Telehealth Therapy Tips: Listing to Your Future Self

Oregon Runner Considers Therapy of Listening to Self

Oregon Runner Contemplates Therapy of Listening to Self

I went running today. I would not consider myself a runner yet I do run. I picked it up after adopting my son and I stopped going to the gym. I needed the exercise for my general well being and I feel better when I get my heart rate up. I stopped after a knee injury and then picked it up again once in the pandemic. So this go around I have been running for almost a year, so really I think I can call myself a runner.

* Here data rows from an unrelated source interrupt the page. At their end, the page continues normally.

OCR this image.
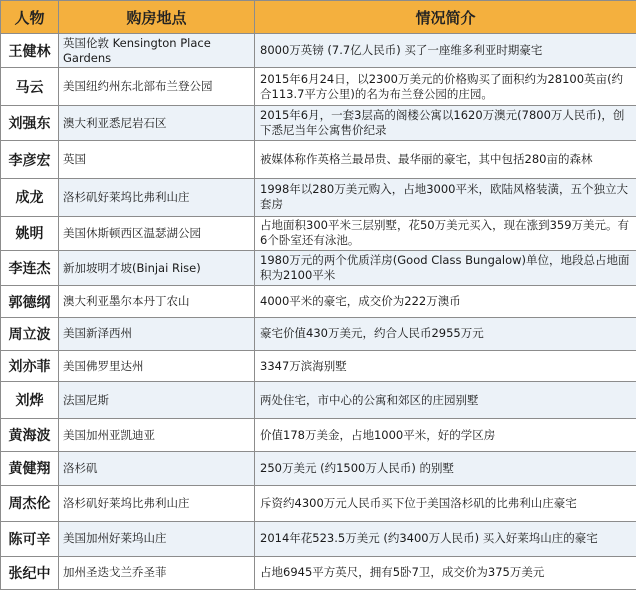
人物	购房地点	情况简介
王健林	英国伦敦 Kensington Place Gardens	8000万英镑 (7.7亿人民币) 买了一座维多利亚时期豪宅
马云	美国纽约州东北部布兰登公园	2015年6月24日，以2300万美元的价格购买了面积约为28100英亩(约合113.7平方公里)的名为布兰登公园的庄园。
刘强东	澳大利亚悉尼岩石区	2015年6月，一套3层高的阁楼公寓以1620万澳元(7800万人民币)，创下悉尼当年公寓售价纪录
李彦宏	英国	被媒体称作英格兰最昂贵、最华丽的豪宅，其中包括280亩的森林
成龙	洛杉矶好莱坞比弗利山庄	1998年以280万美元购入，占地3000平米，欧陆风格装潢，五个独立大套房
姚明	美国休斯顿西区温瑟湖公园	占地面积300平米三层别墅，花50万美元买入，现在涨到359万美元。有6个卧室还有泳池。
李连杰	新加坡明才坡(Binjai Rise)	1980万元的两个优质洋房(Good Class Bungalow)单位，地段总占地面积为2100平米
郭德纲	澳大利亚墨尔本丹丁农山	4000平米的豪宅，成交价为222万澳币
周立波	美国新泽西州	豪宅价值430万美元，约合人民币2955万元
刘亦菲	美国佛罗里达州	3347万滨海别墅
刘烨	法国尼斯	两处住宅，市中心的公寓和郊区的庄园别墅
黄海波	美国加州亚凯迪亚	价值178万美金，占地1000平米，好的学区房
黄健翔	洛杉矶	250万美元 (约1500万人民币) 的别墅
周杰伦	洛杉矶好莱坞比弗利山庄	斥资约4300万元人民币买下位于美国洛杉矶的比弗利山庄豪宅
陈可辛	美国加州好莱坞山庄	2014年花523.5万美元 (约3400万人民币) 买入好莱坞山庄的豪宅
张纪中	加州圣迭戈兰乔圣菲	占地6945平方英尺，拥有5卧7卫，成交价为375万美元
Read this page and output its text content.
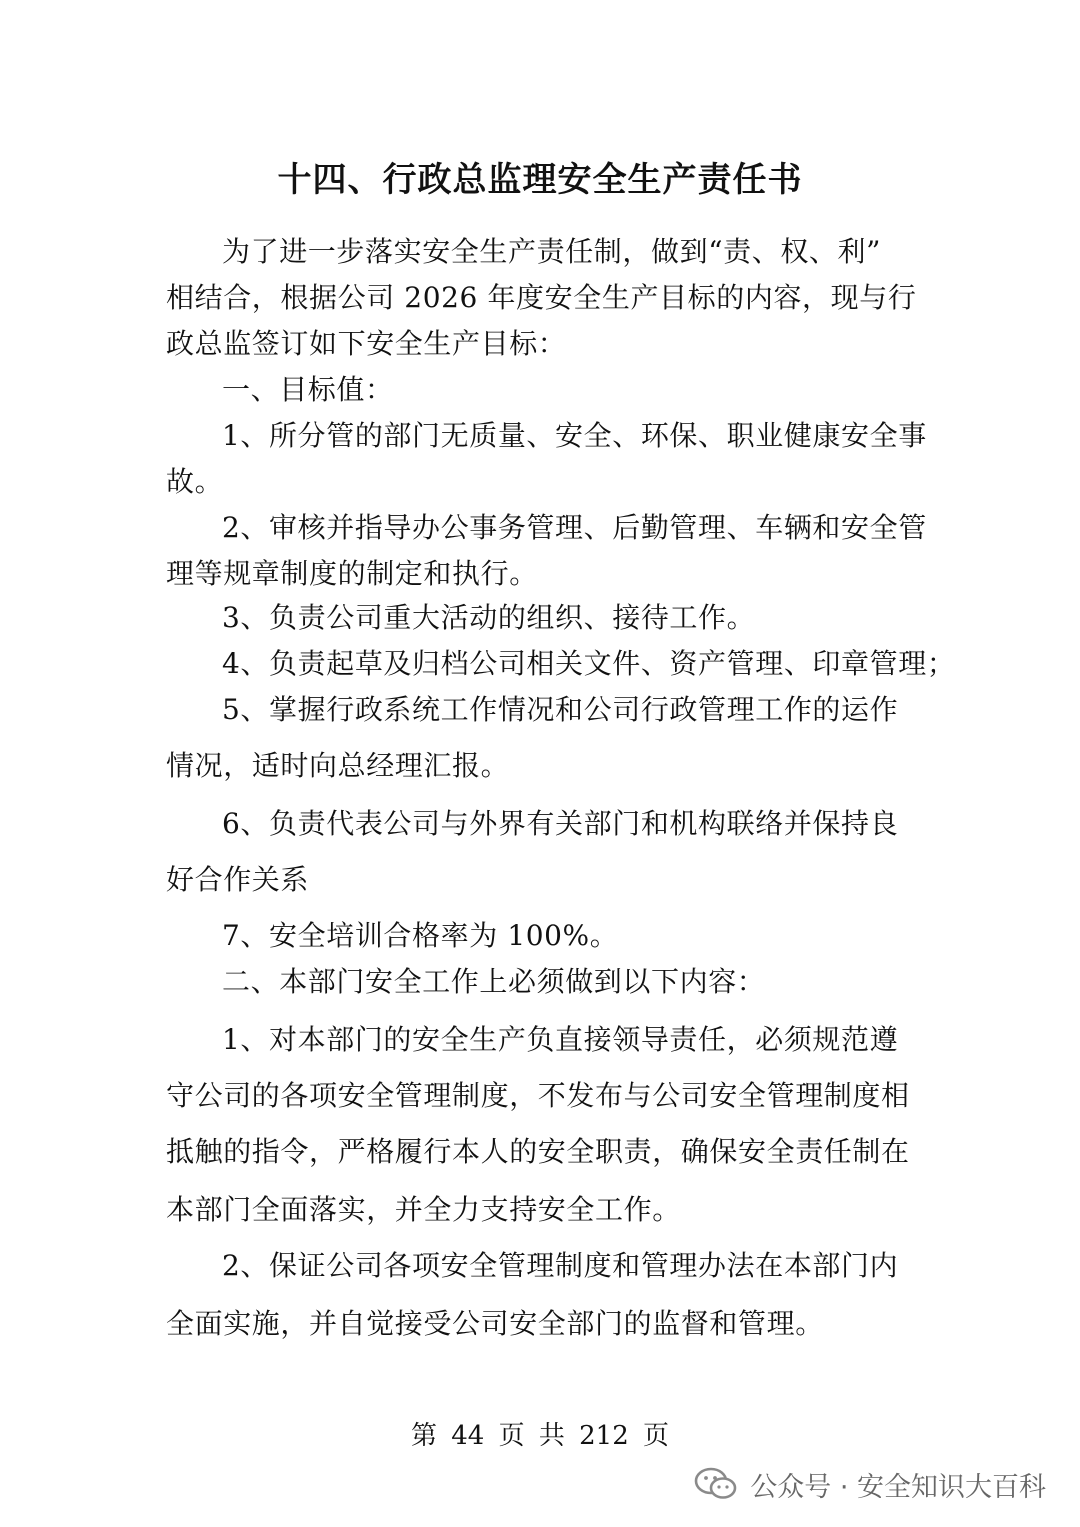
十四、行政总监理安全生产责任书
为了进一步落实安全生产责任制，做到“责、权、利”
相结合，根据公司 2026 年度安全生产目标的内容，现与行
政总监签订如下安全生产目标：
一、目标值：
1、所分管的部门无质量、安全、环保、职业健康安全事
故。
2、审核并指导办公事务管理、后勤管理、车辆和安全管
理等规章制度的制定和执行。
3、负责公司重大活动的组织、接待工作。
4、负责起草及归档公司相关文件、资产管理、印章管理；
5、掌握行政系统工作情况和公司行政管理工作的运作
情况，适时向总经理汇报。
6、负责代表公司与外界有关部门和机构联络并保持良
好合作关系
7、安全培训合格率为 100%。
二、本部门安全工作上必须做到以下内容：
1、对本部门的安全生产负直接领导责任，必须规范遵
守公司的各项安全管理制度，不发布与公司安全管理制度相
抵触的指令，严格履行本人的安全职责，确保安全责任制在
本部门全面落实，并全力支持安全工作。
2、保证公司各项安全管理制度和管理办法在本部门内
全面实施，并自觉接受公司安全部门的监督和管理。
第 44 页 共 212 页
公众号 · 安全知识大百科
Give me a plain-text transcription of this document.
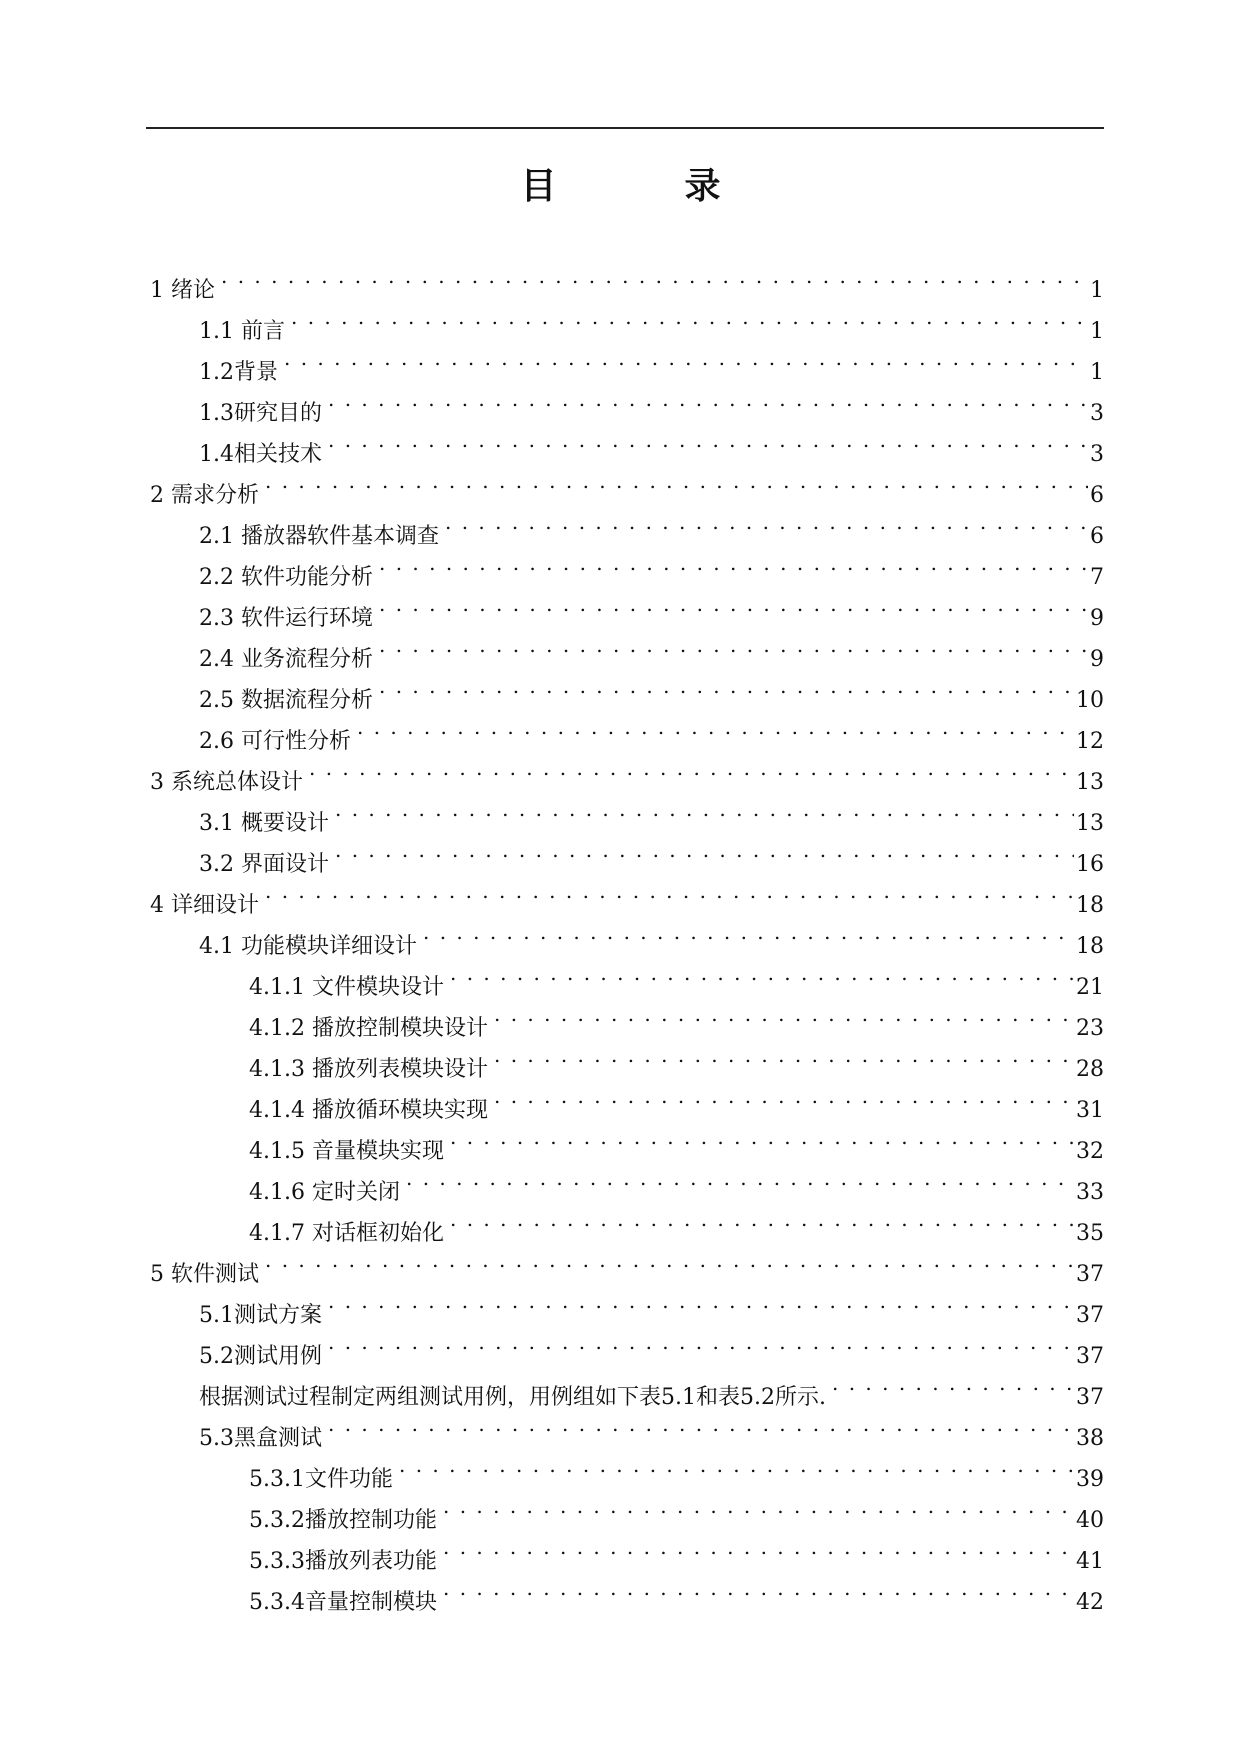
目　录
1 绪论 . . .	1
1.1 前言 . . .	1
1.2背景 . . .	1
1.3研究目的 . . .	3
1.4相关技术 . . .	3
2 需求分析 . . .	6
2.1 播放器软件基本调查 . . .	6
2.2 软件功能分析 . . .	7
2.3 软件运行环境 . . .	9
2.4 业务流程分析 . . .	9
2.5 数据流程分析 . . .	10
2.6 可行性分析 . . .	12
3 系统总体设计 . . .	13
3.1 概要设计 . . .	13
3.2 界面设计 . . .	16
4 详细设计 . . .	18
4.1 功能模块详细设计 . . .	18
4.1.1 文件模块设计 . . .	21
4.1.2 播放控制模块设计 . . .	23
4.1.3 播放列表模块设计 . . .	28
4.1.4 播放循环模块实现 . . .	31
4.1.5 音量模块实现 . . .	32
4.1.6 定时关闭 . . .	33
4.1.7 对话框初始化 . . .	35
5 软件测试 . . .	37
5.1测试方案 . . .	37
5.2测试用例 . . .	37
根据测试过程制定两组测试用例，用例组如下表5.1和表5.2所示. . . .	37
5.3黑盒测试 . . .	38
5.3.1文件功能 . . .	39
5.3.2播放控制功能 . . .	40
5.3.3播放列表功能 . . .	41
5.3.4音量控制模块 . . .	42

How do we characterize ourselves? What labels do we own or push away. What do others put on us that we accept or reject. Sometimes these labels can be helpful and sometimes limiting.

I would not say I like running. Often times I choose to push myself to go because I really don’t want to. Pick the excuse: it is hard, it is rainy and cold, it is not a good time, maybe the rain will stop, I can do it later. And I learned years ago after going to gym classes regularly that I always felt better after. I used to have a chat with my future self when I didn’t want to go. And she always said, “You will feel better. Go. Talk to me after. Move it. Just go.” She gave me a gentle shove out. And I have learned to listen to her. And to be honest, I did sometimes have this conversation out loud. Now I just experience a deep down knowing to go now; if I wait too long  the inaction will become the decision of not going because there isn’t enough time.

Can we all check in with our future selves and see what may be something that would be beneficial in the future that we may not see or know now? How often do we listen to this? How often do we choose the easy instead of the hard, and choose not to push ourselves?

I do not run for speed. Or for distance. I do not compete yet. I do compete against myself. I push myself to go a little harder in the big picture. And I also listen to my body when it says it needs something easier. Better, faster, harder is not always better. I have good days and bad days; days when I need some slow gentle run and days when I need to push hard.

Can we give ourselves compassion and listen to what we need? And to be okay with what we need changing?

Just a few thoughts running through my head (no pun intended, yet a good one).